JBGruber / rollama

https://jbgruber.github.io/rollama/
GNU General Public License v3.0
91 stars 2 forks source link

Text embedding slow compared to Python client #16

Closed JBGruber closed 5 months ago

JBGruber commented 5 months ago

Example:

library(rollama)
library(tidyverse)
file <- "https://www.gutenberg.org/cache/epub/16/pg16.txt"

pp_df <- tibble(line = readLines(file)) |> 
  mutate(par = str_detect(line, "^\\s*$"),
         par_id = cumsum(par)) |> 
  filter(!par) |> 
  group_by(par_id) |> 
  summarise(paragraph = paste(line, collapse = " "))

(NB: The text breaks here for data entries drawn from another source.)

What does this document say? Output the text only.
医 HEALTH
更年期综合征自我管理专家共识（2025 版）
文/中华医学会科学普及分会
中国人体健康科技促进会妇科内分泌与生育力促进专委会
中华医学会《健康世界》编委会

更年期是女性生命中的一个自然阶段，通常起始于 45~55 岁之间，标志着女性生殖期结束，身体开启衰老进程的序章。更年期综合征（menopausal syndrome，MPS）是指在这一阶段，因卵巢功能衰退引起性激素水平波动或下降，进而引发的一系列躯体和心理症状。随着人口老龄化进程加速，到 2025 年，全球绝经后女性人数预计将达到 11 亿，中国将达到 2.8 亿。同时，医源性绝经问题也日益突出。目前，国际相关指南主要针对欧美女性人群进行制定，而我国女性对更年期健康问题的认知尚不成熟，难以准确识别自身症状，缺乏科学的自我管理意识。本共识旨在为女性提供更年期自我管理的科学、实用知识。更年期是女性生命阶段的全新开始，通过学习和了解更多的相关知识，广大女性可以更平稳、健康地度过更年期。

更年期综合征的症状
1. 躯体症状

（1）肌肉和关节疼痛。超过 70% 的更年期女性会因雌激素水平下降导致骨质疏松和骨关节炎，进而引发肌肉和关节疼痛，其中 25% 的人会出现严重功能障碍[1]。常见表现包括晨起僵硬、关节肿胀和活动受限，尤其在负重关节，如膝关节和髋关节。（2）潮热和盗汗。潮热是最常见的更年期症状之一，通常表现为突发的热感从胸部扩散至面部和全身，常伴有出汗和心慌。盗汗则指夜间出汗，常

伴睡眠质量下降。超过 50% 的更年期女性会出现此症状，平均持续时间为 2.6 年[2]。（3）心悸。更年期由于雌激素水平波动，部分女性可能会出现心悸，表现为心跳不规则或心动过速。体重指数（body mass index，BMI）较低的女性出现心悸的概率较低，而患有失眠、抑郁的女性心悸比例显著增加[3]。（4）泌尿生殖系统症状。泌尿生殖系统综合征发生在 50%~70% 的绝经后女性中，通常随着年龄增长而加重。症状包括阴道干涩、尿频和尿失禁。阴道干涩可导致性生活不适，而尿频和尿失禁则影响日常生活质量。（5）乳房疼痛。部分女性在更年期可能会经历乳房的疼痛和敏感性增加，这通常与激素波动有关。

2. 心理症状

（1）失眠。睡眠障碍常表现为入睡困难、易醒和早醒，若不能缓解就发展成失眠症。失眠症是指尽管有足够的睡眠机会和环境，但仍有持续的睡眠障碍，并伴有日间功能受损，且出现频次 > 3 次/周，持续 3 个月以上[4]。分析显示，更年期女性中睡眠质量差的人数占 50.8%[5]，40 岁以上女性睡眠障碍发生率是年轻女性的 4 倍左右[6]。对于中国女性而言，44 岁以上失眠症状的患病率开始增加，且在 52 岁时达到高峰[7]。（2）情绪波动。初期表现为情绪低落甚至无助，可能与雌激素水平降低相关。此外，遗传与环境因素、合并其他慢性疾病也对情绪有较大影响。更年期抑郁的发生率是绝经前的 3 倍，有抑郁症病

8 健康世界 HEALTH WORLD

pp_embeddings <- pp_df |> 
  mutate(embeddings = embed_text(text = paragraph, model = "nomic-embed-text")) |> 
  unnest_wider(embeddings)

The embedding step ran for 10m 40.2s (✔ embedded 1736 texts [10m 40.2s]) while the same task took 2m 45s from the Ollama python library. Not sure what's going on.

JBGruber commented 5 months ago

Now we're quite a bit faster :grin:: ✔ embedded 1736 texts [1m 26.9s]!

Technical background: I'm sending all texts to embed text at once via asynchronous requests. This essentially uses the queue of Ollama itself instead of queuing on the client side.